The adhesive can be applied to both flat and corrugated surfaces. For flat elements, the adhesive may be applied, for example, by the pouring method. For a corrugated board, the binder can be applied by passing the board through rollers on which the binder is applied.

To improve adhesion, the collected pack is pressurized. The press plates can be unheated or heated to reduce the pressing time, and the adhesive setting time can be reduced by using a high frequency current field. Large panels can be cut to size.

The use of triple plywood composite panels is intended for lightweight enclosures (eg self-supporting wall panels, office work area separation panels); load-bearing elements (eg floor beams, floor slabs), transport industry (eg floor and wall freight containers).

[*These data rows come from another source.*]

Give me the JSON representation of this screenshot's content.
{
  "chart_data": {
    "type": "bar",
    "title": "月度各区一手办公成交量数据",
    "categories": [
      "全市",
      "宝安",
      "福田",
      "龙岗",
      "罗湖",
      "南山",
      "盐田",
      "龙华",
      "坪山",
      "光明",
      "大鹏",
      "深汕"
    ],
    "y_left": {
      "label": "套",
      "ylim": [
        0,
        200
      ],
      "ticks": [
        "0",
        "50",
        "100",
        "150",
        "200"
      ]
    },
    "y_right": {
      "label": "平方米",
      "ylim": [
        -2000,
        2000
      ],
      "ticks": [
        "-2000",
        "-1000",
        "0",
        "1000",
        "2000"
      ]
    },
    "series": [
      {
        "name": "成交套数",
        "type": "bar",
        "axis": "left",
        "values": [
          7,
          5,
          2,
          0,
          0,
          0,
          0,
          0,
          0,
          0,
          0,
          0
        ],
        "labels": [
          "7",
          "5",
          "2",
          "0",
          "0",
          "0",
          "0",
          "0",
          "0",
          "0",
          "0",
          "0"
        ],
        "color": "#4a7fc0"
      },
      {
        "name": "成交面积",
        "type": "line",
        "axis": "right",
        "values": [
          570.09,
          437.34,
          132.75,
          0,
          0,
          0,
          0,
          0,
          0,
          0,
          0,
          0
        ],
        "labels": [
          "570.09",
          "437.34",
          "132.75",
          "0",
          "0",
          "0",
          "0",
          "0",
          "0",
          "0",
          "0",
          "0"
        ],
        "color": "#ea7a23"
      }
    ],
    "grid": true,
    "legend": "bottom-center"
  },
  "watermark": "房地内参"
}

Sources of information (A - patent applications, B - patents):

1. US 4816103 A, 1989. Process for manufacturing corrugated plywood composites.

2. US 4943339 A, 1990. Apparatus for manufacturing corrugated plywood composite.

3. US 4616991 A, 1986. Apparatus for the manufacture of a corrugated wafer board panei.

4. US 4904517 A, 1990. Ribbed waferboard product.

5. 5000673 A, 1991. Process and apparatus for preparing a flattopped vave board panei.

6. US 7429171 B, 2003. Device for sbeet material corrugation.

-67. US 5443891 1995, 1995. Lgw amplitude wave board.

8. US 6511567 B, 2003. Composite building components and method of making same.

9. US 7426806 B, 2008. Reverse molded panei, method of manufacture, and door manufactured therefrom.

10. US 6773791 B, 2004. Composite building components and method of making same.

11. US 6541097 B, 2003. Ribbed board.

12. US 7077988 B, 2006. Corrugated fiberboard panels for use in the construction of walls, ceilings and floors.

13. US 7255765 B, 2007. Method of making a composite building material.

Claims (3)

1. A three-layered composite sheet with a corrugated plywood core made from a plurality of interconnected smaller plywood corrugated sheets. A method of manufacturing a triple-layer composite board according to claim 1, comprising the steps of: - making a plurality of smaller sized corrugated plywood panels interconnected to form a larger size panel, preferring the type of connection shown in Figure 2, whereby the panels may be further bonded, screwed or otherwise mechanically bonded to increase the strength of the joints; - bonding corrugated plywood panels with flat panels, whereby, in order to improve adhesion, the composite composite package can be pressed (see Fig. 5), which panels can be heated, or a high frequency current field can be used to promote cure , as well as improving the strength of said flat plate and corrugated middle layer joints -7such nails, screws, clamps or other mechanical fasteners may be used. A method of manufacturing a triple-layer composite slab according to claim 1, comprising the steps of: - production of several smaller sized plywood panels; - forming a triple layer composite material using two flat sheets of outer ply and a plurality of smaller sized plywood panels in the middle layer, with one side of the outer ply being bonded with a binder, a small roll of plywood forming a binder on the bonded surface, middle layer, preferring Fig. 2; the joint illustrated, whereby, for added strength, the bonding points of the plywood boards may be covered with a binder, then said middle layer covered with a second flat bonding sheet, followed by a lower plane facing the plywood with a binder; - in addition to improving adhesion, the composite composite package can be pressed into a press (see Fig. 5), the panels of which can be heated to promote curing of the adhesive, and a high frequency current field can be used for this purpose.